Ott 26th, 2015 | By | Category: Dicono di voi, Prima Pagina

moka caffèL’altro giorno passeggio per il mio caro paesino di montagna dove trascorro il fine settimana e mi capita di vedere un gruppo di turisti; dalla parlata deduco che non sono del nordest, nemmeno del centro. Presumo che siano campani, anche perché guardando bene, vedo che una delle signore sulla borsa ha l’immagine di San Gennaro che si staglia vicino ad un’ampolla di sangue. Supero il primo momento di stupore e restando un po’ sulle mie, lontano a sufficienza per non esser vista, ma anche vicina a abbastanza per vedere e sentire, confesso, mi metto ad ascoltare. Ma Peppì – dice la signora dalla borsa originale – a cà non ci stà u caffè come da noi!?
No, cara – le risponde il marito in lingua italiana – nei piccoli paesini di montagna fanno ancora il caffè con la moka…bisogna che ci si adatti, che vuoi che ci faccia! Qui sono ancora ai tempi dei nostri nonni…

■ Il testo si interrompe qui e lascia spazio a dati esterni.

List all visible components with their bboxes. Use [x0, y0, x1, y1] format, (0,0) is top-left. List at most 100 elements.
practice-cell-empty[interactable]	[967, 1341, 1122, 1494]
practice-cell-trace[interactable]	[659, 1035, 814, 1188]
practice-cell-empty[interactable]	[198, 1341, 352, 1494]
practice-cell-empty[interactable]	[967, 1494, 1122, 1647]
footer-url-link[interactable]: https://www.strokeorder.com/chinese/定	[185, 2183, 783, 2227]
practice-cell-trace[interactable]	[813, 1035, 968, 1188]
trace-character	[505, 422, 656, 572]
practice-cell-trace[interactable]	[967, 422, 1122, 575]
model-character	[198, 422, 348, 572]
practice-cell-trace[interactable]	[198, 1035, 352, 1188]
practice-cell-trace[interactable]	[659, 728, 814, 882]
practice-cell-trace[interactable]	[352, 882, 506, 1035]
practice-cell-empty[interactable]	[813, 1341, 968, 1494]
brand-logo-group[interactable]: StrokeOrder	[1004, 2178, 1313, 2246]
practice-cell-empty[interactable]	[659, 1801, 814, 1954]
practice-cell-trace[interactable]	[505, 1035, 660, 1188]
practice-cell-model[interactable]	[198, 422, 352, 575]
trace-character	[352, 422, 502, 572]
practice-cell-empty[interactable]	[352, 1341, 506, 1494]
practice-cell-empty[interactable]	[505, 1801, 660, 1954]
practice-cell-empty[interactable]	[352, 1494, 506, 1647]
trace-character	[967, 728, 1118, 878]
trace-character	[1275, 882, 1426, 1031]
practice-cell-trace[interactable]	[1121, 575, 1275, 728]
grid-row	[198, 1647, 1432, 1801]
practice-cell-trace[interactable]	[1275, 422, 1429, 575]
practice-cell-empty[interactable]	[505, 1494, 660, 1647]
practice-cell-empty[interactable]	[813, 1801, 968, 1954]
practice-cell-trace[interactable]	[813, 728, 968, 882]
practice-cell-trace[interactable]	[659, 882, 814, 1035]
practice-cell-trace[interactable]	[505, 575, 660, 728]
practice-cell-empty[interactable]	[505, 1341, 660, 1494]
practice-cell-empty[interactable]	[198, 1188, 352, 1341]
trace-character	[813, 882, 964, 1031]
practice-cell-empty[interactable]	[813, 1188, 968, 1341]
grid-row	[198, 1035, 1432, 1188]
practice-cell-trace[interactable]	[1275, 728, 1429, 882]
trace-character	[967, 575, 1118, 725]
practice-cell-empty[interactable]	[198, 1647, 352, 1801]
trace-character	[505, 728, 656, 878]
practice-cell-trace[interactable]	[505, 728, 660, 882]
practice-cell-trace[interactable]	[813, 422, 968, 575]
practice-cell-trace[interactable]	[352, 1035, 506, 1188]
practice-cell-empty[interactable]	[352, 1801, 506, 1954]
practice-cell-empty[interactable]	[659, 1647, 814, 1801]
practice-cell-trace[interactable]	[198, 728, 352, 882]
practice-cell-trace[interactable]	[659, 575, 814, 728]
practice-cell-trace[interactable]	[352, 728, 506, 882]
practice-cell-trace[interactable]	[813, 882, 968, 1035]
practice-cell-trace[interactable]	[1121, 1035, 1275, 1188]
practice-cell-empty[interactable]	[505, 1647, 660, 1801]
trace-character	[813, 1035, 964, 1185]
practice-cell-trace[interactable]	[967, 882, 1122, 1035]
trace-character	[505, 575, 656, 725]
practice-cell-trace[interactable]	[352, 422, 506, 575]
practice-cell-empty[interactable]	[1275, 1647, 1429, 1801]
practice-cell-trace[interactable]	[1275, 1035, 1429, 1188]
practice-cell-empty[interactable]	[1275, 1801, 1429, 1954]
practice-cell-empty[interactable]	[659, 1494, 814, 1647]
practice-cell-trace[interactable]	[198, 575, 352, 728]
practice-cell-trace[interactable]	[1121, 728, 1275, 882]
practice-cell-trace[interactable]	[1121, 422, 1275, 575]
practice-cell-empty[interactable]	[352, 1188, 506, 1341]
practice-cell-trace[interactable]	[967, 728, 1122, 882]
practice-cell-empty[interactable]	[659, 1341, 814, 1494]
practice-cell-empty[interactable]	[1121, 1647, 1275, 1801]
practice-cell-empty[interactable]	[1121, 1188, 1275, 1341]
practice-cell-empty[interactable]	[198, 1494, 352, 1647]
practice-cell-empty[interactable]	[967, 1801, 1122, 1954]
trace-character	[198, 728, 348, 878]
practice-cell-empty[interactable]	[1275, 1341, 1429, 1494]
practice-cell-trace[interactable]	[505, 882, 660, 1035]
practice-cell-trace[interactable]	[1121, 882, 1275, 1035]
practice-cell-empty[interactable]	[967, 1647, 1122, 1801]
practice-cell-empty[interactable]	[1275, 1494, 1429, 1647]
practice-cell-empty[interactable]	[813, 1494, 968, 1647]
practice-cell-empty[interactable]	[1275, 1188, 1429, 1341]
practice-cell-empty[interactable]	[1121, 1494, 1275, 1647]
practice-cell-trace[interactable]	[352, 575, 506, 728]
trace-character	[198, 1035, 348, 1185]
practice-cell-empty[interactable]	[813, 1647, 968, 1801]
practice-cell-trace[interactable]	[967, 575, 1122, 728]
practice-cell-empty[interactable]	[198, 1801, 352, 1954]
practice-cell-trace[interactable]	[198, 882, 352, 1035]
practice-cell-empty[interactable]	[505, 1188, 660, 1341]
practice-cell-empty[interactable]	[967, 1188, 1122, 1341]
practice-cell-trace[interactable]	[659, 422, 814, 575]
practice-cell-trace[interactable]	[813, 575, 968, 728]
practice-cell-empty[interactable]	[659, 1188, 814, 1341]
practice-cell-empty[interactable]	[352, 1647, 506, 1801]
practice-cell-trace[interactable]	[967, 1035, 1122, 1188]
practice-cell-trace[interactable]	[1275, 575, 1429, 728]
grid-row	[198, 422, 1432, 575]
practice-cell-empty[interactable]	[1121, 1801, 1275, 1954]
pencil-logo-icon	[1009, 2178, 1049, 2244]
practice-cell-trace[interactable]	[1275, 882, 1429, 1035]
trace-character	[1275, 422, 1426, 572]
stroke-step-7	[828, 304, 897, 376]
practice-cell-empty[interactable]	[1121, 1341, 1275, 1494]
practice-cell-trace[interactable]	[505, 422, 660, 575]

Nel frattempo passa accanto a me il proprietario del bar del centro, il signor Μ. Non resisto a raccontargli il fatto e appena ho finito di riferirgli quanto ho sentito, mi dice che gli capitano spesso avventori del genere, che credono che nei paesini di montagna si sia fermi all’Ottocento e che non vi arrivi la civiltà: dicono così di noi, ma li perdòno, non sanno davvero ciò che dicono. Poi, quando entrano nelle nostre pasticcerie, nei ristoranti e nei bar attrezzati, si stupiscono e ne escono sempre soddisfatti.
Son duri a morire i luoghi comuni – aggiungo io, mentre seguo con la coda dell’occhio gli avventori partenopei. Son scesi da un fuoristrada metalizzato ultimo modello, di quelli adatti alle spedizioni in Patagonia o nel deserto del Sahara e che per l’asfalto delle strade provinciali sono un’iperbole, un’esagerazione. Nel frattempo mi godo il sole di mezzo autunno e l’aria fresca di fine ottobre. Il panorama è splendido e la vetta del Civetta domina imperiosa.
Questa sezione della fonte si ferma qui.